One of the current brownfield projects Wood noted is at 607 Dewey NW. “The building was functionally obsolete. It was a warehouse operation with a freight elevator and it was highly unlikely that it could be used as a warehouse in the future.” She added, “The redevelopment will add 15 new jobs.”
The Dewey property is owned by True North Architecture in Belmont. “We will be moving our headquarters to the third story of the building,’ says President, Dan Henrickson. “Two other tenants will use the remaining space.”
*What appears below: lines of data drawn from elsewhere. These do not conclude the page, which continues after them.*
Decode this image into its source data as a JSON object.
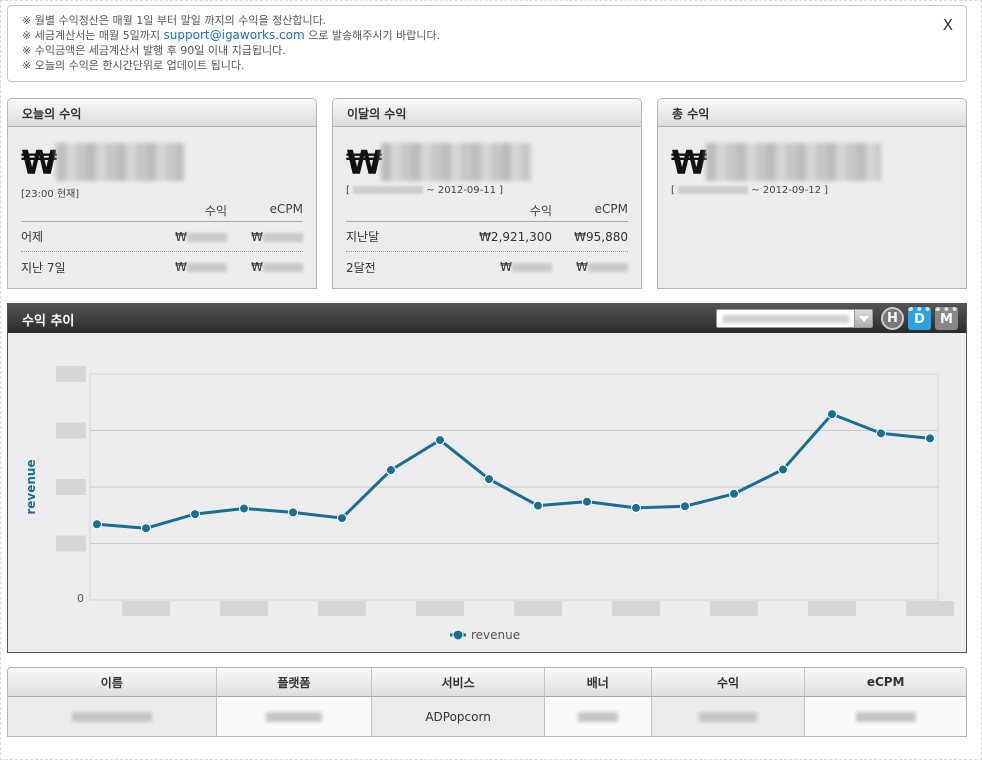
{
  "notice": {
    "lines": [
      "※ 월별 수익정산은 매월 1일 부터 말일 까지의 수익을 정산합니다.",
      "※ 세금계산서는 매월 5일까지",
      "※ 수익금액은 세금계산서 발행 후 90일 이내 지급됩니다.",
      "※ 오늘의 수익은 한시간단위로 업데이트 됩니다."
    ],
    "email": "support@igaworks.com",
    "line2_suffix": "으로 발송해주시기 바랍니다.",
    "close_label": "X"
  },
  "today": {
    "title": "오늘의 수익",
    "amount_prefix": "₩",
    "asof": "[23:00 현재]",
    "col_revenue": "수익",
    "col_ecpm": "eCPM",
    "rows": [
      {
        "label": "어제",
        "revenue": "₩",
        "ecpm": "₩"
      },
      {
        "label": "지난 7일",
        "revenue": "₩",
        "ecpm": "₩"
      }
    ]
  },
  "month": {
    "title": "이달의 수익",
    "amount_prefix": "₩",
    "range_prefix": "[",
    "range_end": "~ 2012-09-11 ]",
    "col_revenue": "수익",
    "col_ecpm": "eCPM",
    "rows": [
      {
        "label": "지난달",
        "revenue": "₩2,921,300",
        "ecpm": "₩95,880"
      },
      {
        "label": "2달전",
        "revenue": "₩",
        "ecpm": "₩"
      }
    ]
  },
  "total": {
    "title": "총 수익",
    "amount_prefix": "₩",
    "range_prefix": "[",
    "range_end": "~ 2012-09-12 ]"
  },
  "trend": {
    "title": "수익 추이",
    "btn_h": "H",
    "btn_d": "D",
    "btn_m": "M",
    "accent": "#176f94"
  },
  "chart_data": {
    "type": "line",
    "ylabel": "revenue",
    "y_tick_zero": "0",
    "ylim": [
      0,
      4
    ],
    "grid": true,
    "legend_position": "bottom-center",
    "series": [
      {
        "name": "revenue",
        "color": "#176f94",
        "values": [
          1.34,
          1.27,
          1.52,
          1.62,
          1.55,
          1.45,
          2.3,
          2.83,
          2.14,
          1.67,
          1.74,
          1.63,
          1.66,
          1.88,
          2.31,
          3.29,
          2.95,
          2.86
        ]
      }
    ]
  },
  "bottom_table": {
    "headers": [
      "이름",
      "플랫폼",
      "서비스",
      "배너",
      "수익",
      "eCPM"
    ],
    "row": {
      "service": "ADPopcorn"
    }
  }
}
True North is incorporating several energy saving architectural elements. “We are putting a green roof on half of the building in the first phase and will complete the remainder in the second phase,” says Henrickson, “We’ll also be adding up to four wind turbines in the second phase, as well as a solar component. This building will actually showcase what we’re capable of doing.”
Henrickson credits Wood and the City of Grand Rapids for their help. “We have had to work with the City, the County and the State. Kara Wood was able to help us navigate though everything to get it done.”
Henrickson estimates the total cost of the project at $2.3 million. True North is planning to move their operation to the Dewey location in late June of 2010.
Wood praised Michigan’s Brownfield program as one of the best in the country. “To date we have had more than $1 million committed by developers to brownfield projects, totaling 7,400 new jobs. This means more than 275 acres in the City will be redeveloped. So far we’ve leveraged over $88 million in State brownfield tax credits.”
Grand Rapids is one of 285 communities across Michigan designated as a Brownfield Redevelopment Authority.
In spite of the hardships brought about by a struggling economy, there is an unmistakable wave of change brewing in Grand Rapids. Leaders like Wood and so many others, are working to create new opportunities. Transforming 275 acres of blight into vibrant commercial, residential and retail mixed use development is a monumental accomplishment that will impact the City for decades to come.